Nowenna pompejańska

Zawierz swój problem Maryi

Ania: Łaska nawrócenia i sakrament

Pragnę złożyć świadectwo łask Nowenny Pompejańskiej, obiecałam to Matce Bożej. W swoim życiu odmówiłam już 4 Nowenny, pierwsze trzy obietnice zostały spełnione, z czego dopiero teraz zrozumiałam, że moje dwie prośby były źle formułowane i niezgodne z życiem, w którym na pierwszym miejscu jest Bóg. Ostatnia moja Nowenna Pompejańska dotyczyła łaski, jaką jest sakrament małżeństwa. Nie prosiłam o konkretną osobę, ale wszystko zostawiłam w rękach Matki Bożej. Od czasu jej zakończenia minęły ok. 2 tygodnie. Obietnica nie została jeszcze spełniona, natomiast łatki, jakie otrzymałam w trakcie jej odmawiania są niewyobrażalne. Czytając świadectwa innych osób, natknęłam się na świadectwo, w którym został wspomniany ks.
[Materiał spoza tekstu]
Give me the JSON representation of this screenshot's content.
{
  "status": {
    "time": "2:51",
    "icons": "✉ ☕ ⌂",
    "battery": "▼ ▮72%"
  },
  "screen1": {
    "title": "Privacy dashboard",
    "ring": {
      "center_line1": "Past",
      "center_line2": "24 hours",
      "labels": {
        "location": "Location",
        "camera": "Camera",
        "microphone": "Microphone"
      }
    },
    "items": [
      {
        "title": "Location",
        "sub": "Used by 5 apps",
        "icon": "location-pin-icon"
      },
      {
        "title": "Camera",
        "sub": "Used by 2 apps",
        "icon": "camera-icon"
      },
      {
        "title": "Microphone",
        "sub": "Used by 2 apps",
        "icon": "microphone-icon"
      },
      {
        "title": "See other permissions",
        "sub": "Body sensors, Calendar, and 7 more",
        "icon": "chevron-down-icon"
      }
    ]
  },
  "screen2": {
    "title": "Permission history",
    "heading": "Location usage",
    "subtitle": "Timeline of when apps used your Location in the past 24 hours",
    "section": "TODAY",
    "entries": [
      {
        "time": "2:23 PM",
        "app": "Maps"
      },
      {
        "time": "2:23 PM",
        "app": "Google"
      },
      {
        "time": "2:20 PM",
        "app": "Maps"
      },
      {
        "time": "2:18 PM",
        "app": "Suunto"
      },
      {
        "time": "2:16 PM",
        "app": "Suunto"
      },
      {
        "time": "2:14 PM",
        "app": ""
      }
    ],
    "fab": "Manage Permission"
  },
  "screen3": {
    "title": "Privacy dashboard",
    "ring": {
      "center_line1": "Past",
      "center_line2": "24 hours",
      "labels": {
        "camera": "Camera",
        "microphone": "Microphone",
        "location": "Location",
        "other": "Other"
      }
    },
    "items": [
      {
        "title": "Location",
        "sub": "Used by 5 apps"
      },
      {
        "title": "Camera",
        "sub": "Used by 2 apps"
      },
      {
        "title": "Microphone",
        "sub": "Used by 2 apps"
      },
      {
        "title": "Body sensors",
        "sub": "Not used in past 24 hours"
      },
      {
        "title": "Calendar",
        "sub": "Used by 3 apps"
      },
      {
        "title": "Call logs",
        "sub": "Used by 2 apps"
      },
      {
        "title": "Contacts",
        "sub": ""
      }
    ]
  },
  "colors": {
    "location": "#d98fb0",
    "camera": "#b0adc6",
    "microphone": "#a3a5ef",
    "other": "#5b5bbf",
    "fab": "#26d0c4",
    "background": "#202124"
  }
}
Piotr Glas, polski egzorcysta mieszkający za granicą. Jestem przekonana, że Matka Boża chciała mnie wyciągnąć z ciemności, w której żyłam. Obejrzałam jego wykłady w Internecie. Ten ksiądz, którego przysłała do mnie Matka Boża, uratował moje życie. Zrozumiałam, dlaczego dzieje się w moim życiu tak, a nie inaczej. Wyspowiadałam się z grzechów, których nie byłam świadoma. Zrozumiałam również, jak działa szatan. Pamiętajcie jednak, że jest to „ojciec kłamstwa”. Pokazuje zło jako dobro. Każdemu, kto mu zawierzy i uwierzy, przyjdzie rachunek. Szatan nie daje nic za darmo. To właśnie on doprowadza ludzi do upadku i załamania. Moja ostatnia Nowenna była tak trudna, że nie wiem, jak wytrwałam. Szatan zna nasze słabe punkty i trafiał w nie perfekcyjnie przez cały czas odmawiania Nowenny. Jeżeli ja wytrwałam, to wiem, że każdy to wytrwa. Nowenna Pompejańska mnie uratowała. Była dla mnie oczyszczeniem duszy, czasem nawrócenia i zrozumienia. Teraz widzę jak na dłoni, kto jest od Boga, a kto po tej drugiej, ciemnej stronie. Myślę, że ten czas był również przygotowaniem do życia w sakramencie. Dziękuję Maryi.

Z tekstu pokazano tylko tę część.